Dr. Daniel Harrington, senior dean for academic affairs at the Virginia Tech Carilion School of Medicine, has been named the school’s new vice dean.
“After receiving full accreditation last year, we felt confident it was time to plan for the next era in the school’s development,” said Dr. Cynda Johnson, founding dean of the school. “Dan Harrington has been an essential part of the school’s success to date, and I wanted to involve him further in strengthening the school’s curriculum and leadership.”
In his newly named position, Harrington will work closely with Johnson, as well as the school’s associate and assistant deans, to oversee the school’s daily operations. In addition, the offices of Faculty Affairs, Admissions, Enrollment Management and Registrar, and Financial Aid will report directly to him.
Harrington’s entire career has been in academic medicine. He received his medical degree from West Virginia University and was one of the country’s first physicians to complete a combined residency program in internal medicine and psychiatry. He is board certified in both specialties.
Following his residency, Harrington began his academic career at the University of Virginia School of Medicine. There he remained on the faculty until 1990, when he was asked by the university to transfer to Roanoke to help establish a psychiatry residency at Carilion Clinic. Until 2007, he also served as medical director of Carilion Behavioral Health, Carilion Medical Center’s Psychiatric Services, and Carilion Saint Albans Hospital.

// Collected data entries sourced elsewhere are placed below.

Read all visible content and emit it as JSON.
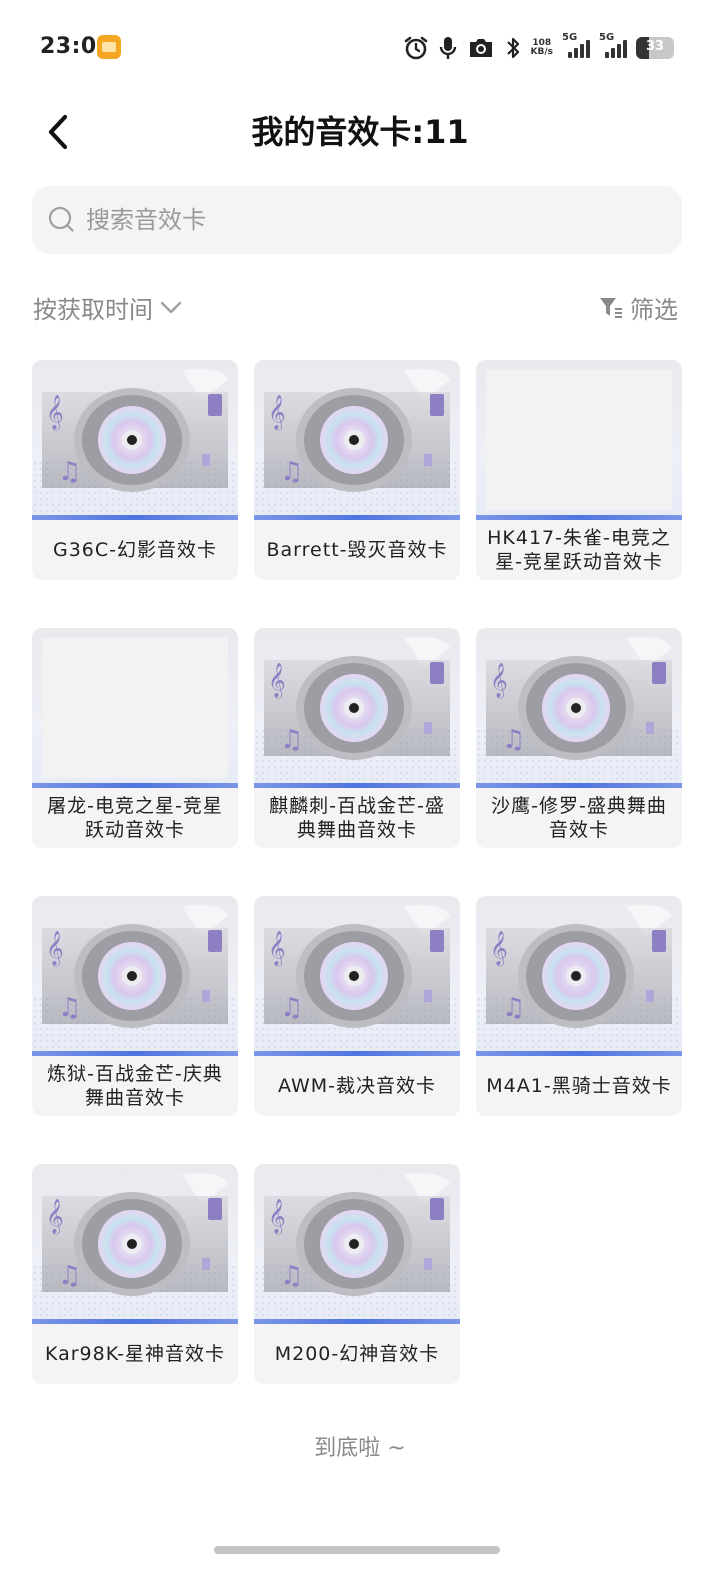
{
  "status_bar": {
    "time": "23:08",
    "net_speed_value": "108",
    "net_speed_unit": "KB/s",
    "sim1_label": "5G",
    "sim2_label": "5G",
    "battery_level": "33",
    "icons": [
      "alarm-icon",
      "microphone-icon",
      "camera-icon",
      "bluetooth-icon"
    ]
  },
  "header": {
    "title": "我的音效卡:11"
  },
  "search": {
    "placeholder": "搜索音效卡"
  },
  "toolbar": {
    "sort_label": "按获取时间",
    "filter_label": "筛选"
  },
  "cards": [
    {
      "label": "G36C-幻影音效卡",
      "image": "disc"
    },
    {
      "label": "Barrett-毁灭音效卡",
      "image": "disc"
    },
    {
      "label": "HK417-朱雀-电竞之星-竞星跃动音效卡",
      "image": "blank"
    },
    {
      "label": "屠龙-电竞之星-竞星跃动音效卡",
      "image": "blank"
    },
    {
      "label": "麒麟刺-百战金芒-盛典舞曲音效卡",
      "image": "disc"
    },
    {
      "label": "沙鹰-修罗-盛典舞曲音效卡",
      "image": "disc"
    },
    {
      "label": "炼狱-百战金芒-庆典舞曲音效卡",
      "image": "disc"
    },
    {
      "label": "AWM-裁决音效卡",
      "image": "disc"
    },
    {
      "label": "M4A1-黑骑士音效卡",
      "image": "disc"
    },
    {
      "label": "Kar98K-星神音效卡",
      "image": "disc"
    },
    {
      "label": "M200-幻神音效卡",
      "image": "disc"
    }
  ],
  "footer": {
    "end_text": "到底啦 ~"
  },
  "colors": {
    "accent_bar": "#4f74e0",
    "card_bg": "#f4f4f6",
    "muted_text": "#8a8a8e"
  }
}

In those roles, he has contributed to the careers of numerous psychiatrists.
In 2007, Harrington was named vice president for academic affairs at Carilion Clinic, where he oversaw an expansion of graduate medical education to include the establishment of numerous new residencies and fellowships.
When leaders from Virginia, Carilion Clinic, and Virginia Tech announced plans for the Virginia Tech Carilion School of Medicine that same year, Harrington was asked to help plan and execute a vision for the school by exploring the problem-based learning curriculum model. Harrington played an instrumental role in the early development of the school, where he is a tenured professor of psychiatry.
Last year, Harrington received Carilion’s Dr. Robert L.A. Keeley Award for his physician leadership and exemplary service to patients.
“It’s an honor to call Dr. Harrington a colleague and friend,” Johnson said. “In the seven years we’ve worked together, I’ve witnessed in him such a rare combination of impeccable clinical skills, unshakable leadership qualities, extraordinary mentoring skills, unwavering compassion for patients, and dedication to nurturing the next generations of doctors.”